Autobahnen, neue Schulen und Hörsäle, Kindergärten, Spielplätze, Sporthallen oder modernisierte Rathäuser - mit zügig erteilten öffentlichen Bauaufträgen der öffentlichen Hand sollen mittelständische Betriebe gestützt und deren Mitarbeiter vor Entlassung geschützt werden.

Wie schon beim Bankenrettungspaket eint Union und SPD in der aktuellen Krise die Verantwortung für das große Ganze. "Alle sind zum Kompromiss verpflichtet", sagte Außenminister und SPD-Kanzlerkandidat Frank-Walter Steinmeier. Bis nächsten Montag soll das Paket geschnürt sein und schon am Mittwoch kommender Woche im Bundestag präsentiert werden.

Streit um Steuern hält an

Beim heißen Eisen Steuersenkungen hören die Gemeinsamkeiten aber auf. CSU-Landesgruppenchef Peter Ramsauer verkündete, die SPD habe die Unions-Vorschläge für einen höheren Steuerfreibetrag und gerechtere Steuertarife "mit großem Respekt" aufgenommen. Struck übersetzte dieses Polit-Deutsch und sagte unverblümt, dass seine Partei im Grunde von den Unions-Ideen überhaupt nichts hält. Statt an der Einkommensteuer zu basteln, wollen die Sozialdemokraten in der Krise lieber die Top-Verdiener stärker zur Kasse bitten. Dies wiederum will die Union verhindern. Bis Montag werden beide Seiten Abstriche machen müssen, um den Gesamtkompromiss nicht zu gefährden.
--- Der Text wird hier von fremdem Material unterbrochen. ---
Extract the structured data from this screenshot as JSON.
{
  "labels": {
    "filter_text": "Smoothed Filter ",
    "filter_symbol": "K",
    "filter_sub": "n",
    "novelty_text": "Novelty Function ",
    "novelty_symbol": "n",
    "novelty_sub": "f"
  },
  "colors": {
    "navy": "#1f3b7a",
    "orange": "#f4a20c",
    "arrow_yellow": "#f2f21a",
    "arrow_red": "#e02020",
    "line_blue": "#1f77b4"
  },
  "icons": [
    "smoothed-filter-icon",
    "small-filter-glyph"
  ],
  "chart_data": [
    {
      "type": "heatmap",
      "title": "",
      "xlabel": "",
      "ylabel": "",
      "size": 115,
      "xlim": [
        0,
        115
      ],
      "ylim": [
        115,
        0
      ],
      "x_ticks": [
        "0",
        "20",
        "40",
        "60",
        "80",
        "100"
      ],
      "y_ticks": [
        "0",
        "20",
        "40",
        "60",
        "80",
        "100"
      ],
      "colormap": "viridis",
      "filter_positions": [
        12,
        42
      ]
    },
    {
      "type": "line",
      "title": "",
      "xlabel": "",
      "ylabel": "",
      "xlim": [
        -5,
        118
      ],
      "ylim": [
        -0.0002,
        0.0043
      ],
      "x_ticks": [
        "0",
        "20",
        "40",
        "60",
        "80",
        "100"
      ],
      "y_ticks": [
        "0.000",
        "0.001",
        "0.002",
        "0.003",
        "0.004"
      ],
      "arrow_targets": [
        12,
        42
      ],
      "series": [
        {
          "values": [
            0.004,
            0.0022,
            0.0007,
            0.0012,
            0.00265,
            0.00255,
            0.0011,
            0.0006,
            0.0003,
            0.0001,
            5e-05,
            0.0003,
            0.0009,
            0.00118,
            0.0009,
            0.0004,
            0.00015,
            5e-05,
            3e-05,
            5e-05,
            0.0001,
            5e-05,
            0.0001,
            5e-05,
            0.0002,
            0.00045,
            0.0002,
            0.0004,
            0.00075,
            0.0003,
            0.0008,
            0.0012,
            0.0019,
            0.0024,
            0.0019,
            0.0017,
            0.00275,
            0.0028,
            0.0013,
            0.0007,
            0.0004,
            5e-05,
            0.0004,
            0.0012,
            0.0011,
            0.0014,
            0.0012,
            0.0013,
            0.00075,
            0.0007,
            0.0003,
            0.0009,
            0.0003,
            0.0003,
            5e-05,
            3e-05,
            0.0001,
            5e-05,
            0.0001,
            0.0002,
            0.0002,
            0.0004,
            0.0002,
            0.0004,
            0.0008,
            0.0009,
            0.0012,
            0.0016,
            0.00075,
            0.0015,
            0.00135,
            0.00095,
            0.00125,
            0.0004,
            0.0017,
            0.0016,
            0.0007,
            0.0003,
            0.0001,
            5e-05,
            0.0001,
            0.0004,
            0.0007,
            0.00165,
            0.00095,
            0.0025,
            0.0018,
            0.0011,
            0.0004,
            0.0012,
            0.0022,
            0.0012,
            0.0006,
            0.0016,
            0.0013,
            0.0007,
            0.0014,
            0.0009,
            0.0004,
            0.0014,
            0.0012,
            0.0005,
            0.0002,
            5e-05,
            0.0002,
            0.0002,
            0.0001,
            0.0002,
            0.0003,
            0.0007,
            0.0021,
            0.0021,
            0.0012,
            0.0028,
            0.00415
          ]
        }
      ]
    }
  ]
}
Als direkte Finanzspritze für die Bürger könnte auch ein Kinderbonus von 200 Euro für alle Bezieher von Kindergeld kommen - was einem gut verpackten Konsumgutschein gleichkäme, wie ihn vor allem SPD und Gewerkschaften ins Spiel gebracht haben. Spitzenverdiener würden davon weniger profitieren. Die Auszahlung wäre weniger bürokratisch als bei reinen Konsumschecks. Die Union ist skeptisch, weil ja das Kindergeld gerade erst erhöht wurde.

Explodierende Schulden

Egal welche Maßnahmen die Koalition am 12. Januar endgültig beschließen wird, teuer wird es in jedem Fall. Die Schulden explodieren bereits. Mancher Politiker rechnet sich die Lage noch schön. Unter Hinweis auf die EU-Vorgaben für neue Schulden und die Maastricht-Quote werden Spielräume für ein zweites Konjunkturprogramm von bis zu 50 Milliarden Euro genannt. Die gibt es aus Expertensicht jedoch nicht.
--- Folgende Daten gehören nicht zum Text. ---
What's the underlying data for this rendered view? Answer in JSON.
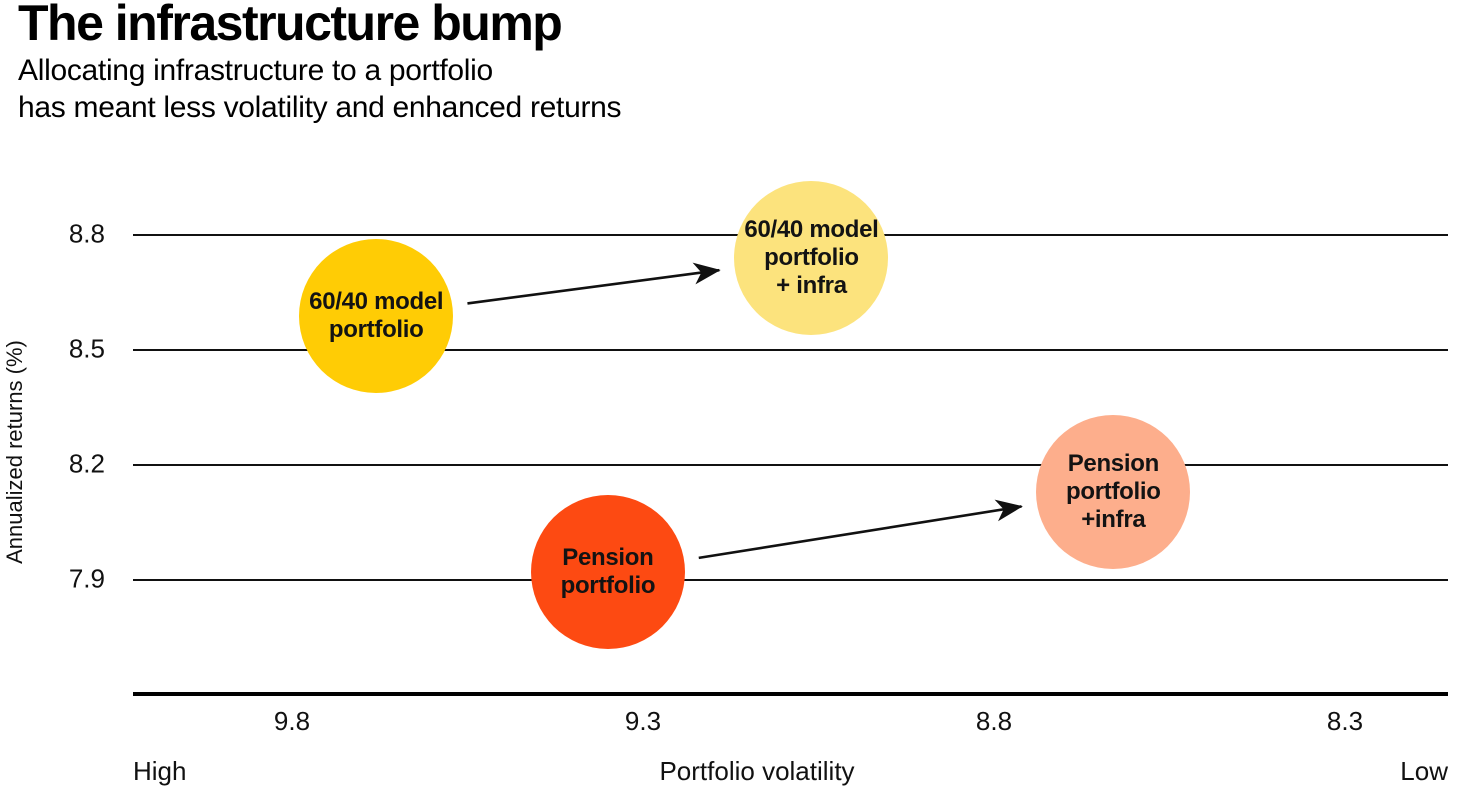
{
  "chart_data": {
    "type": "scatter",
    "title": "The infrastructure bump",
    "subtitle_lines": [
      "Allocating infrastructure to a portfolio",
      "has meant less volatility and enhanced returns"
    ],
    "ylabel": "Annualized returns (%)",
    "xlabel": "Portfolio volatility",
    "x_axis": {
      "ticks": [
        "9.8",
        "9.3",
        "8.8",
        "8.3"
      ],
      "tick_values": [
        9.8,
        9.3,
        8.8,
        8.3
      ],
      "direction_labels": {
        "left": "High",
        "right": "Low"
      },
      "reversed": true,
      "range": [
        10.05,
        8.05
      ]
    },
    "y_axis": {
      "ticks": [
        "8.8",
        "8.5",
        "8.2",
        "7.9"
      ],
      "tick_values": [
        8.8,
        8.5,
        8.2,
        7.9
      ],
      "range": [
        7.6,
        9.0
      ],
      "grid": true
    },
    "points": [
      {
        "id": "model-6040",
        "label_lines": [
          "60/40 model",
          "portfolio"
        ],
        "volatility": 9.68,
        "return_pct": 8.59,
        "color": "#FFCC05"
      },
      {
        "id": "model-6040-infra",
        "label_lines": [
          "60/40 model",
          "portfolio",
          "+ infra"
        ],
        "volatility": 9.06,
        "return_pct": 8.74,
        "color": "#FCE37D"
      },
      {
        "id": "pension",
        "label_lines": [
          "Pension",
          "portfolio"
        ],
        "volatility": 9.35,
        "return_pct": 7.92,
        "color": "#FD4A12"
      },
      {
        "id": "pension-infra",
        "label_lines": [
          "Pension",
          "portfolio",
          "+infra"
        ],
        "volatility": 8.63,
        "return_pct": 8.13,
        "color": "#FDAE8C"
      }
    ],
    "arrows": [
      {
        "from": "model-6040",
        "to": "model-6040-infra"
      },
      {
        "from": "pension",
        "to": "pension-infra"
      }
    ],
    "arrow_color": "#111111"
  }
}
Sollte die Wirtschaftsleistung - wie mehrheitlich befürchtet - in diesem Jahr um 2,0 Prozent sinken, wird sich das Staatsdefizit bedrohlich der Maastricht-Obergrenze von 3,0 Prozent des Bruttoinlandsprodukts nähern. Nur für dieses Jahr sehen Haushaltsexperten daher allenfalls noch Spielraum von 25 Milliarden Euro. Für 2010 dürften es vielleicht noch 10 Milliarden Euro sein - wenn die Wirtschaft nicht noch mehr abstürzt.

Schon die bisher beschlossenen Konjunkturmaßnahmen werden die Staatskassen in den nächsten vier Jahren voraussichtlich mit bis zu 200 Milliarden Euro belasten. Allein das erste Konjunkturpaket, die Entlastungen von Familien und Firmen sowie die Folgen des Urteils zur Pendlerpauschale schlagen nach Berechnungen von Experten der Koalition bei Bund, Ländern, Gemeinden und Sozialkassen zusammen mit fast 82 Milliarden Euro zu Buche.
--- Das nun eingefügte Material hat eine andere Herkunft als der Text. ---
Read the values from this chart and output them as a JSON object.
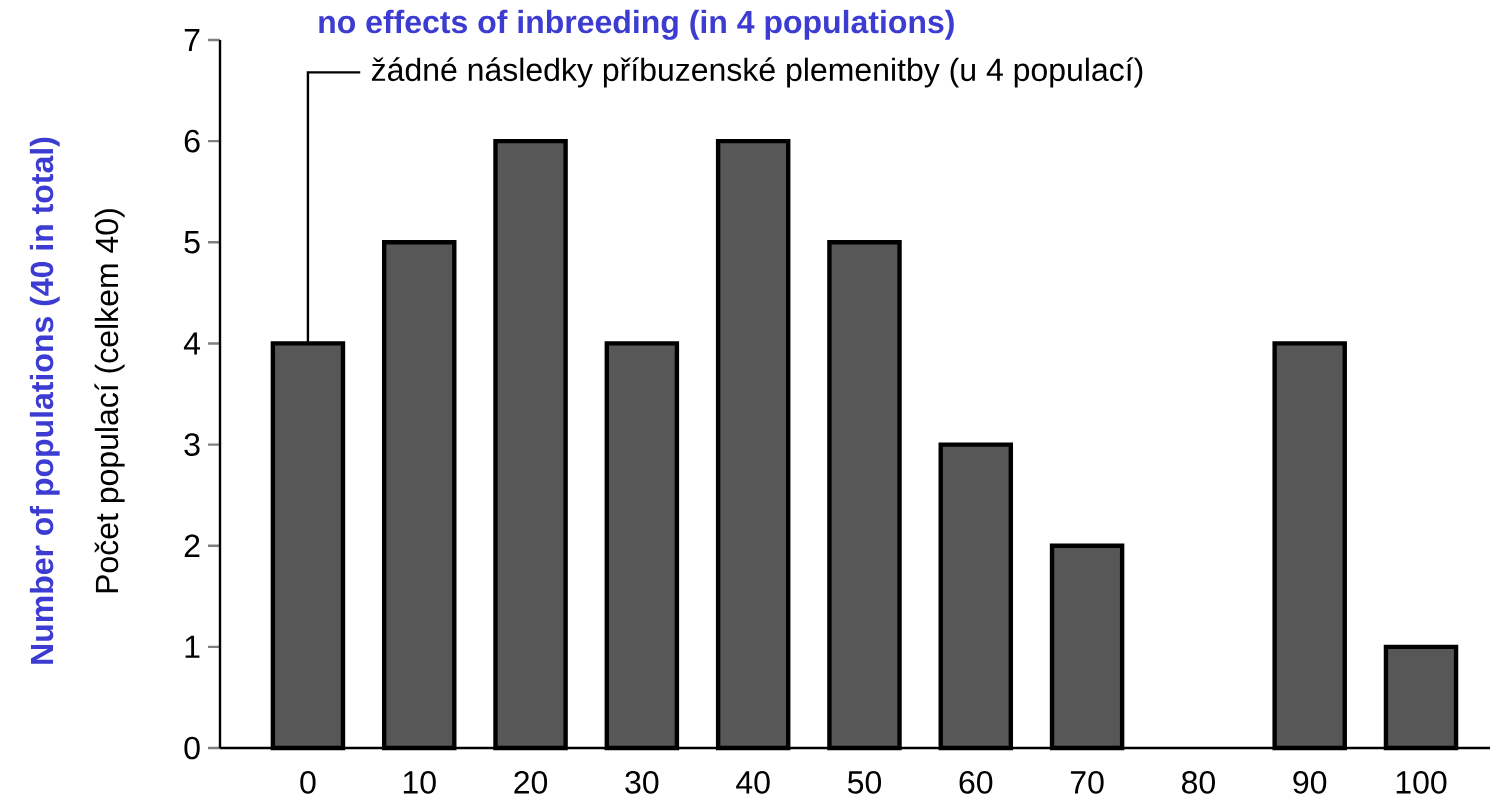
{
  "chart_data": {
    "type": "bar",
    "categories": [
      "0",
      "10",
      "20",
      "30",
      "40",
      "50",
      "60",
      "70",
      "80",
      "90",
      "100"
    ],
    "values": [
      4,
      5,
      6,
      4,
      6,
      5,
      3,
      2,
      0,
      4,
      1
    ],
    "color": "#575757",
    "ylabel": "Počet populací (celkem 40)",
    "ylim": [
      0,
      7
    ],
    "yticks": [
      0,
      1,
      2,
      3,
      4,
      5,
      6,
      7
    ],
    "annotations": [
      "Number of populations (40 in total)",
      "no effects of inbreeding (in 4 populations)",
      {
        "text": "žádné následky příbuzenské plemenitby (u 4 populací)",
        "x": "0",
        "y": 4
      }
    ]
  }
}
Die sich nur vereinzelt zu Wort meldenden Mahner haben es in diesen Krisen- und Wahlkampftagen noch schwerer. Der Haushaltspolitiker Steffen Kampeter nennt Konjunkturprogramme ökonomisch wenig wirkungsvoll. "Sie haben allenfalls einen politischen Nutzen", warnt der CDU-Politiker, der wegen der Schuldenexplosion auch die Stabilität des Euro gefährdet sieht. Grünen-Expertin Christine Scheel wirft Union und SPD "steuerpolitisches Schattenboxen" vor. Die Konzepte würden nicht der Konjunktur helfen, sondern allein der parteipolitischen Profilierung.